U.S. economic productivity during the pandemic was driven entirely by firms with remote work capacity, according to a new study.

Productivity in work-from-home services businesses, which includes information and finance, grew 3.3% between the beginning of 2020 and early 2022. In the meantime, growth in the goods sector, in jobs like construction and mining, was unchanged and services industries that required in-person contact contracted by 2.6%, according to a working paper by Northwestern University’s Robert Gordon and Princeton University’s Hassan Sayed.

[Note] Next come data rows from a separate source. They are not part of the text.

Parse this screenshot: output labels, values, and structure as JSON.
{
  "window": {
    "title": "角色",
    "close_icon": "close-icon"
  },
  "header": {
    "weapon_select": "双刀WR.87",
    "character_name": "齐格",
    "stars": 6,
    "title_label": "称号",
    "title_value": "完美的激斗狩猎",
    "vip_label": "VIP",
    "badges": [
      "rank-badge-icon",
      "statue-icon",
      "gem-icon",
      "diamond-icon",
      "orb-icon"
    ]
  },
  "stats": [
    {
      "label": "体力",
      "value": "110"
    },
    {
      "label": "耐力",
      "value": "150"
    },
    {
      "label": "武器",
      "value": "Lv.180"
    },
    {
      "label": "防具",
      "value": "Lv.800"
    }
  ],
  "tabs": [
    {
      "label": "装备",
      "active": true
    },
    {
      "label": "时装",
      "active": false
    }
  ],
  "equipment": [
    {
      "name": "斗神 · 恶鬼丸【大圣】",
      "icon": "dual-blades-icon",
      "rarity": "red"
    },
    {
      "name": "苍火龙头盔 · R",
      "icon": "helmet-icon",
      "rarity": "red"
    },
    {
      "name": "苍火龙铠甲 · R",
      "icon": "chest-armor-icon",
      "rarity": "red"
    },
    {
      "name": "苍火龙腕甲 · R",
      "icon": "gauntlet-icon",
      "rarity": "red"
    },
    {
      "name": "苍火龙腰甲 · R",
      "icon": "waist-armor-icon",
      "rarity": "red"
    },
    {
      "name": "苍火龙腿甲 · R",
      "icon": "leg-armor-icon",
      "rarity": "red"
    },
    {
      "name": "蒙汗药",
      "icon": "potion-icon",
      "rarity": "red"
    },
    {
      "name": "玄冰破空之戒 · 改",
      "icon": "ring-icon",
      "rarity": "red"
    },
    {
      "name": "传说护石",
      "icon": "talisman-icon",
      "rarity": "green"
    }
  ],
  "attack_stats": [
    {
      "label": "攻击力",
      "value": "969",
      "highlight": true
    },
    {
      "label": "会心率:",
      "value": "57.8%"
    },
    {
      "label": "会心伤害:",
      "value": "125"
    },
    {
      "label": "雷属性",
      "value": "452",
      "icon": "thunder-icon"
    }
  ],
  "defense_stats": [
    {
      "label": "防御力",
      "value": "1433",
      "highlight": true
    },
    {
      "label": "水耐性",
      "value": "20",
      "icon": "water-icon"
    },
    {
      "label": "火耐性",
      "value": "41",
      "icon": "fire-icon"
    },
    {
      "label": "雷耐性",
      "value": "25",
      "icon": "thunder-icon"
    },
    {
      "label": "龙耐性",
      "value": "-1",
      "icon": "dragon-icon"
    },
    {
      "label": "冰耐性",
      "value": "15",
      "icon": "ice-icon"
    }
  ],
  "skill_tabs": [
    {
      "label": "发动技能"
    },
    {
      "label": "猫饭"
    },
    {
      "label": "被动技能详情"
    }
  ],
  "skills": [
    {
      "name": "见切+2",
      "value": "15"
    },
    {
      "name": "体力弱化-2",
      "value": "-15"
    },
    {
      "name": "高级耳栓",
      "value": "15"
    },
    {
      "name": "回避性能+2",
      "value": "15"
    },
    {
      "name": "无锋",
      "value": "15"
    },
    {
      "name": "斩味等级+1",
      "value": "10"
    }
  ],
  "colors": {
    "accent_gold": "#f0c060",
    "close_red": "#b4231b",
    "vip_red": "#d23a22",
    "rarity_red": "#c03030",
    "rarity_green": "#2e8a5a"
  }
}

“WFH respondents assess their own productivity as substantially higher than their expectations, which may provide a comparison between productivity of WFH activity compared to the productivity of the same individuals in their previous office environments,” the authors wrote in a paper published by the National Bureau of Economic Research, citing a recent survey.


Gordon — a productivity expert and author of the 2017 book “The Rise and Fall of American Growth” — wagered that in-person services likely lost productivity growth because of pandemic shifts, like airline pilots transporting fewer passengers and restaurant staff tending tables with few if any patrons.

At the same time, “pandemic-era GDP growth may be understated by neglecting the shift of residential capital from non-work to work activities and the large personal investment in technology hardware and communications software needed to make WFH effective,” the authors wrote.